L'accueil allemand de 1954
Dès sa présentation à la presse le 10 juin 1954, l'Isabella impressionne par la largeur de son habitacle et la générosité de son vitrage, par l'efficacité de son freinage, et par des équipements alors peu courants sur ce segment (allume-cigare, horloge). Les essayeurs de l'époque relèvent des performances honorables (130 km/h, 8,4 l/100 km) au regard d'un tarif certes supérieur à celui des concurrentes directes Opel Rekord et Ford Taunus, mais jugé compétitif compte tenu du niveau d'équipement et d'habitabilité offert.
« La BMW de la fin des années 1950 »
Avec le recul historique, plusieurs rétrospectives anglo-saxonnes situent précisément la place qu'occupait l'Isabella dans la hiérarchie du marché allemand de l'époque.

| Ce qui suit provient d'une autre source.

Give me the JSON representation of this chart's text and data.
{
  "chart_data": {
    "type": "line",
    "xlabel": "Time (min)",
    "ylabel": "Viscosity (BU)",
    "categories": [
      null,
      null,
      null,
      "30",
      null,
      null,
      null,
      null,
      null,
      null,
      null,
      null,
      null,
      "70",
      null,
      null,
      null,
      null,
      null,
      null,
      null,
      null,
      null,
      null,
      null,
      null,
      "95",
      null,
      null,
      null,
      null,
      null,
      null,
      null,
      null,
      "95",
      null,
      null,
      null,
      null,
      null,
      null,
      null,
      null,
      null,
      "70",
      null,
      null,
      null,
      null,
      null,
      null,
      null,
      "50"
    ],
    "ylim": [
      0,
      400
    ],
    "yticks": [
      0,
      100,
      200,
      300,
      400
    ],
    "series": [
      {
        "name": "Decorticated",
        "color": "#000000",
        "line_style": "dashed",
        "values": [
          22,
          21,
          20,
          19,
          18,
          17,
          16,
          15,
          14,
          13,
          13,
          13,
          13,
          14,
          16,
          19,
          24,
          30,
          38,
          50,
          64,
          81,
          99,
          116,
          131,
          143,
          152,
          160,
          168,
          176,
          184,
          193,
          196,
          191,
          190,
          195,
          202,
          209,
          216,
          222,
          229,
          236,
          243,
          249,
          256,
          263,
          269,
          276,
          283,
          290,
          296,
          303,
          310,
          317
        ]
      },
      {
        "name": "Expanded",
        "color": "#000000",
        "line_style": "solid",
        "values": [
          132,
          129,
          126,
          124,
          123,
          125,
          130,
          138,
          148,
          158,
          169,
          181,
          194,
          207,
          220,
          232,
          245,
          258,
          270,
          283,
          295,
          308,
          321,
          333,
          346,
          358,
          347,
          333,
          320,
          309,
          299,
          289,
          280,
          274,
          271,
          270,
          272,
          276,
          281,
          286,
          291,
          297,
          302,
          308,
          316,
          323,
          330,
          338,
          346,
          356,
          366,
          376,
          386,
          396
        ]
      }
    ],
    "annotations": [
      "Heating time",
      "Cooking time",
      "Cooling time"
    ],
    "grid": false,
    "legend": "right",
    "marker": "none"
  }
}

Selon Curbside Classic, la voiture se positionnait, par son niveau de sophistication, au-dessus des Ford Taunus et Opel Olympia tout en restant nettement plus abordable qu'une Mercedes-Benz 180 — une position que l'article résume par la formule : l'Isabella aurait été, « à bien des égards, la BMW de la fin des années 1950 ». Le magazine britannique Classic & Sports Car, dans un article consacré au modèle, résume sa trajectoire par la formule « briefly brilliant » (« brillante, mais brièvement ») — reconnaissant la qualité intrinsèque du modèle tout en soulignant la brièveté de sa carrière, directement liée à la disparition prématurée du groupe qui la fabriquait (voir La chronologie de la faillite de 1961).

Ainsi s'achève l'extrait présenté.